Wednesday, June 08, 2011

Rice Cookers and Fighting Eland (Two Different Subjects)

Such exciting happenings in the Weber household. Our rice cooker died, or was at least very sick. It would sometimes shock you when you touched it. Hmmm, not a good sign. Our outlets all have individual on/off switches so I could just turn off the power before touching it, but really it seemed like a sign to get a new rice cooker. We bought it in China for something like $10 to $12 US and it had a good run. During our move from China to Japan it got dented, but it kept on working. Now, after just over five years of faithful service, it was ready to get a new one. The replacement ended up costing $70. We have only used it once so far, but it seems to be of a better quality. Time will tell how it holds up. Now I just need to remember that it is 110 volts and not 220 so I don't plug it in directly and blow it up. (Left: old cooker, Right: new cooker)

Before swimming lessons, we stopped off at the petting zoo. We saw two elands (or is the plural eland just like the singular?) butting heads and pushing each other around. These guys are taller than I am and were being quite aggressive. I wanted to take video or at least get a picture, but my camera was in my purse and I didn't want to let go of Ryan's hand. The animals roam free and we weren't too far away. Ryan was trying to be a peacemaker and I feared that getting out my camera might just be the distraction that allowed him to enter the fight himself. I got a shot of one of the eland a bit later when we were further away. Doesn't he look calm and friendly in the picture?

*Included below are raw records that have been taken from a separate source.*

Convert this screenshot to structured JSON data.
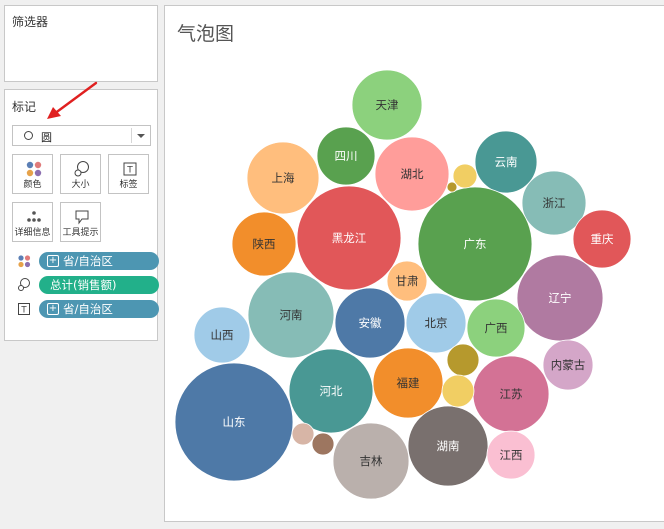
{
  "filters": {
    "title": "筛选器"
  },
  "marks": {
    "title": "标记",
    "mark_type": "圆",
    "buttons": [
      {
        "label": "颜色",
        "icon": "color-dots-icon"
      },
      {
        "label": "大小",
        "icon": "size-icon"
      },
      {
        "label": "标签",
        "icon": "label-icon"
      },
      {
        "label": "详细信息",
        "icon": "detail-dots-icon"
      },
      {
        "label": "工具提示",
        "icon": "tooltip-icon"
      }
    ],
    "pills": [
      {
        "field": "省/自治区",
        "encoding": "color",
        "icon": "color-dots-icon",
        "color": "#4d96b2"
      },
      {
        "field": "总计(销售额)",
        "encoding": "size",
        "icon": "size-icon",
        "color": "#22b08a"
      },
      {
        "field": "省/自治区",
        "encoding": "label",
        "icon": "label-icon",
        "color": "#4d96b2"
      }
    ]
  },
  "viz": {
    "title": "气泡图"
  },
  "chart_data": {
    "type": "bubble",
    "title": "气泡图",
    "size_measure": "总计(销售额)",
    "color_dimension": "省/自治区",
    "bubbles": [
      {
        "label": "天津",
        "value": 1225,
        "color": "#8cd17d"
      },
      {
        "label": "四川",
        "value": 841,
        "color": "#59a14f"
      },
      {
        "label": "湖北",
        "value": 1369,
        "color": "#ff9d9a"
      },
      {
        "label": "云南",
        "value": 961,
        "color": "#499894"
      },
      {
        "label": "上海",
        "value": 1296,
        "color": "#ffbe7d"
      },
      {
        "label": "浙江",
        "value": 1024,
        "color": "#86bcb6"
      },
      {
        "label": "陕西",
        "value": 1024,
        "color": "#f28e2b"
      },
      {
        "label": "黑龙江",
        "value": 2704,
        "color": "#e15759"
      },
      {
        "label": "广东",
        "value": 3249,
        "color": "#59a14f"
      },
      {
        "label": "重庆",
        "value": 841,
        "color": "#e15759"
      },
      {
        "label": "甘肃",
        "value": 400,
        "color": "#ffbe7d"
      },
      {
        "label": "辽宁",
        "value": 1849,
        "color": "#b07aa1"
      },
      {
        "label": "河南",
        "value": 1849,
        "color": "#86bcb6"
      },
      {
        "label": "安徽",
        "value": 1225,
        "color": "#4e79a7"
      },
      {
        "label": "北京",
        "value": 900,
        "color": "#a0cbe8"
      },
      {
        "label": "广西",
        "value": 841,
        "color": "#8cd17d"
      },
      {
        "label": "山西",
        "value": 784,
        "color": "#a0cbe8"
      },
      {
        "label": "内蒙古",
        "value": 625,
        "color": "#d4a6c8"
      },
      {
        "label": "河北",
        "value": 1764,
        "color": "#499894"
      },
      {
        "label": "福建",
        "value": 1225,
        "color": "#f28e2b"
      },
      {
        "label": "江苏",
        "value": 1444,
        "color": "#d37295"
      },
      {
        "label": "山东",
        "value": 3481,
        "color": "#4e79a7"
      },
      {
        "label": "吉林",
        "value": 1444,
        "color": "#bab0ac"
      },
      {
        "label": "湖南",
        "value": 1600,
        "color": "#79706e"
      },
      {
        "label": "江西",
        "value": 576,
        "color": "#fabfd2"
      },
      {
        "label": "",
        "value": 144,
        "color": "#f1ce63"
      },
      {
        "label": "",
        "value": 25,
        "color": "#b6992d"
      },
      {
        "label": "",
        "value": 256,
        "color": "#b6992d"
      },
      {
        "label": "",
        "value": 256,
        "color": "#f1ce63"
      },
      {
        "label": "",
        "value": 121,
        "color": "#d7b5a6"
      },
      {
        "label": "",
        "value": 121,
        "color": "#9d7660"
      }
    ]
  }
}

See how exciting our lives are?  Maybe you have had a rice cooker die lately, but how often do eland fight right in front of you?  Hopefully after our day trip on Saturday I will have something a bit more exciting to post. :)  Just wanted to put something up since I said I would post more often.

Wednesday, June 01, 2011

I Just Want to Plug In the Humidifiers!

It is winter now.  The long summer rainy season is over and humidity levels have dropped drastically.  Time to plug in the humidifiers in the bedrooms.  I put it off longer than I should have because I knew it would not be a simple task.  We have three humidifiers.  One came with the house and it has a skinny European style plug.  One that we brought with us is from the States (okay, probably made in China, but a US brand) and has a US plug and needs a transformer to convert the voltage.  The one we purchased here has a round European plug.  Now, to get them plugged in and operational...  Pictured are some of the many styles of adapters we have.  Here in Namibia they have the most ridiculous plugs, just like in South Africa and who knows where else.  The prongs are huge and make me think that these are training plugs, kind of like they make the fat crayons for toddlers.  I figure out a configuration that works, but wouldn't you know it, when one of the adapters is plugged in, it turns off the power to the outlet.  All of the outlets have on/off switches, and to push the adapter in far enough to make contact forces the outlet off.  It took probably about 40 minutes to get three humidifiers plugged in.  The outlets alone are a reason not to live here.  I hope that the next place we lives has something more sensible that can use a universal adapter.  I feel like I have enough adapters that I could open my own Radio Shack.